Monitoring and Automation Reduces the Human Error Factor
While many assume that most outages are out of their control, or malicious in nature, according to an article written by Gartner, “the undisputed #1 cause of network outages is human error.” A Ponemon Institute report also found that human error was the second most common cause of system failure – and therefore business downtime – accounting for around 22% of all incidents.

The “human factor” can be avoided. By using both comprehensive monitoring and automation organizations can not only detect failures more quickly, but even have pre-determined processes implemented automatically and much more quickly than it may take administrators to pinpoint the failure and implement remediation.

For example, humans shouldn’t need to touch a server when it comes to organizational processes – this should be automated to ensure a consistent high performance. An automated approach ensures that infrastructure is well-maintained and more resilient. This, in turn, drives down cost and enables the organization to focus on more strategic areas of the business which includes driving customer satisfaction and growth.

Flipping the Switch to “Always On”
The digital business has no appetite for IT outages. The environment must be “always on,” without exception, to not only support efficient customer processes but the digital transformation that can arm the business with a greater competitive advantage. To achieve this level of availability, businesses must adopt new processes and tools that leverage the very best of the systems we have today – regardless of their hybrid mix of technology. In doing so, they can achieve the virtual zero-downtime model.
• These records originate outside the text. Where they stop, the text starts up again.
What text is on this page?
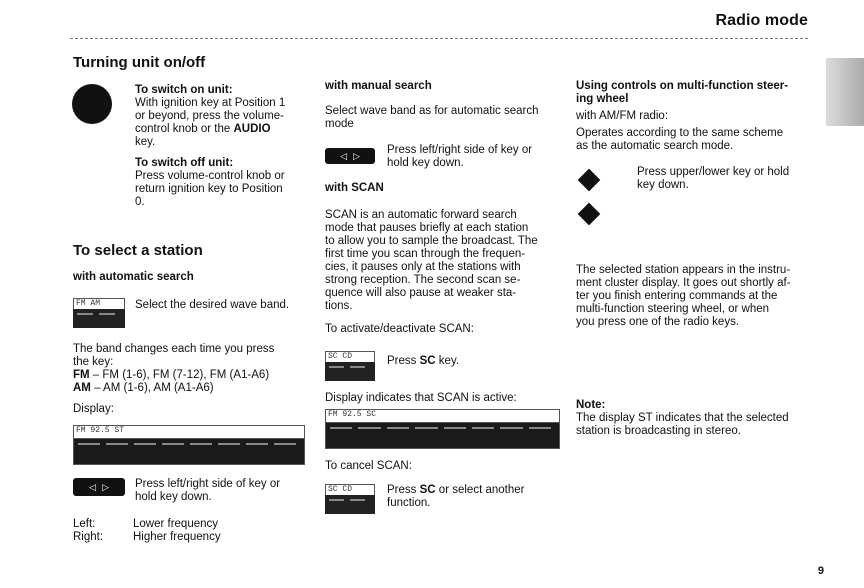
Radio mode
Turning unit on/off

To switch on unit:

With ignition key at Position 1

or beyond, press the volume-

control knob or the AUDIO

key.

To switch off unit:

Press volume-control knob or

return ignition key to Position

0.

To select a station
with automatic search
FM AM	Select the desired wave band.

The band changes each time you press

the key:

FM – FM (1-6), FM (7-12), FM (A1-A6)

AM – AM (1-6), AM (A1-A6)

Display:

FM 92.5 ST
◁ ▷ Press left/right side of key or

hold key down.

Left:	Lower frequency

Right:	Higher frequency

with manual search

Select wave band as for automatic search

mode

◁ ▷ Press left/right side of key or

hold key down.

with SCAN

SCAN is an automatic forward search

mode that pauses briefly at each station

to allow you to sample the broadcast. The

first time you scan through the frequen-

cies, it pauses only at the stations with

strong reception. The second scan se-

quence will also pause at weaker sta-

tions.

To activate/deactivate SCAN:

SC CD	Press SC key.
Display indicates that SCAN is active:
FM 92.5 SC
To cancel SCAN:
SC CD	Press SC or select another

function.

Using controls on multi-function steer-

ing wheel

with AM/FM radio:

Operates according to the same scheme

as the automatic search mode.

Press upper/lower key or hold

key down.

The selected station appears in the instru-

ment cluster display. It goes out shortly af-

ter you finish entering commands at the

multi-function steering wheel, or when

you press one of the radio keys.

Note:

The display ST indicates that the selected

station is broadcasting in stereo.

9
Adopting best practice operational activities, processes and monitoring – such as running regular threat and vulnerability assessments, conducting configuration reviews and including operation process validation checkpoints – can significantly reduce the chances of a system failure. By implementing comprehensive, real-time monitoring that offers complete integration with hardware, application stacks (on-premises or in the cloud), service desks and notification software, the hybrid enterprise can avoid the high cost of IT outages and the ongoing consequence they may have on brand reputation and stock value.